Spectral Data of Spiro-Oxindole 3c (Table 2, entry 3): Yield: 87%; off-white solid; mp 196 ˚C. ^¹H NMR (500 MHz, DMSO-d ₆): δ = 0.37 (q, J = 13 Hz, 1 H), 1.37 (m, 2 H), 1.57 (m, 1 H), 1.88 (m, 1 H), 2.04 (m, 1 H), 2.83 (d, J = 9.9 Hz, 1 H), 4.32 (ABq, J = 16.8 Hz, 2 H), 5.16 (t, J = 9.15 Hz, 2 H), 5.46 (s, 1 H), 5.80 (m, 1 H), 7.03 (s, 2 H, D₂O exchangeable), 7.06 (d, J = 7.65 Hz, 1 H), 7.09 (d, J = 7.65 Hz, 1 H), 7.13 (d, J = 7.65 Hz, 1 H), 7.37 (t, J = 7.65 Hz, 1 H). ^¹³C NMR (125 MHz, DMSO-d ₆): δ = 21.3, 22.9, 24.7, 38.1, 42.3, 60.9, 81.9, 110.4, 114.5, 117.9, 118.7, 123.9, 125.1, 125.3, 125.5, 131.3, 131.7, 143.3, 162.1, 171.2. IR (KBr): 3403, 3311, 3242, 3198, 2195, 1706, 1636, 1422, 1377, 763 cm^-¹. MS (ESI): m/z = 334 [M + 1]. Anal. Calcd for C₂₀H₁₉N₃O₂: C, 72.05; H, 5.74; N, 12.60. Found: C, 71.09; H, 5.61; N, 12.53.

15

Crystallographic data for compound 3d in this paper have been deposited with the Cambridge Crystallographic Data centre as supplemental publication No.
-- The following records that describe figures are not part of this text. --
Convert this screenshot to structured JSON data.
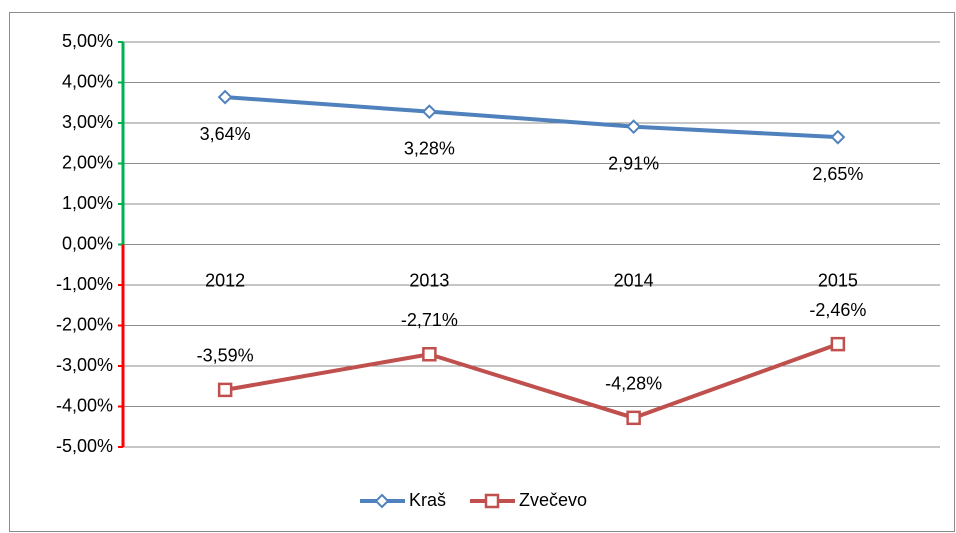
{
  "chart_data": {
    "type": "line",
    "categories": [
      "2012",
      "2013",
      "2014",
      "2015"
    ],
    "series": [
      {
        "name": "Kraš",
        "color": "#4f81bd",
        "marker": "diamond",
        "values": [
          3.64,
          3.28,
          2.91,
          2.65
        ],
        "value_labels": [
          "3,64%",
          "3,28%",
          "2,91%",
          "2,65%"
        ]
      },
      {
        "name": "Zvečevo",
        "color": "#c0504d",
        "marker": "square",
        "values": [
          -3.59,
          -2.71,
          -4.28,
          -2.46
        ],
        "value_labels": [
          "-3,59%",
          "-2,71%",
          "-4,28%",
          "-2,46%"
        ]
      }
    ],
    "ylim": [
      -5,
      5
    ],
    "yticks": [
      {
        "value": 5,
        "label": "5,00%"
      },
      {
        "value": 4,
        "label": "4,00%"
      },
      {
        "value": 3,
        "label": "3,00%"
      },
      {
        "value": 2,
        "label": "2,00%"
      },
      {
        "value": 1,
        "label": "1,00%"
      },
      {
        "value": 0,
        "label": "0,00%"
      },
      {
        "value": -1,
        "label": "-1,00%"
      },
      {
        "value": -2,
        "label": "-2,00%"
      },
      {
        "value": -3,
        "label": "-3,00%"
      },
      {
        "value": -4,
        "label": "-4,00%"
      },
      {
        "value": -5,
        "label": "-5,00%"
      }
    ],
    "grid": true,
    "legend": "bottom"
  }
}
CCDC 761167. Copies of the data can be obtained, free of charge on application to CCDC, 12 Union Road, Cambridge CB2 1EZ, UK [fax: +44 (1223)336033 or email: deposit@ccdc.cam.ac.uk]

16

Spectral Data of Compound 6 (Table 2, entry 17): Yield: 75%; yellow solid; mp 192 ˚C. ^¹H NMR (500 MHz, DMSO-d ₆): δ = 0.15 (q, J = 12.2 Hz, 1 H), 1.11 (m, 1 H), 1.35 (m, 2 H), 1.81 (m, 1 H), 1.98 (m, 1 H), 2.95 (s, 1 H), 5.48 (s, 1 H), 6.97 (s, 2 H, D₂O exchangeable), 7.45 (d, J = 6.9 Hz, 1 H), 7.72 (t, J = 7.65 Hz, 1 H), 7.85 (t, J = 7.65 Hz, 1 H), 8.05 (dd, J = 6.9, 8.4 Hz, 2 H), 8.33 (d, J = 8.4 Hz, 1 H). ^¹³C NMR (125 MHz, DMSO-d ₆): δ = 21.3, 23.2, 24.6, 38.0, 61.0, 85.2, 114.3, 119.0, 122.5, 123.3, 126.2, 127.3, 129.5, 129.8, 130.3, 130.7, 133.8, 134.5, 142.5, 162.9, 198.3. IR (KBr): 3421, 3322, 3194, 2927, 2193, 1713, 1632, 1581, 1010, 783 cm^-¹. MS (ESI): m/z = 329 [M + 1]. Anal. Calcd for C₂₀H₁₉N₃O₂: C, 72.05; H, 5.74; N, 12.60. Found: C, 71.09; H, 5.61; N, 12.53.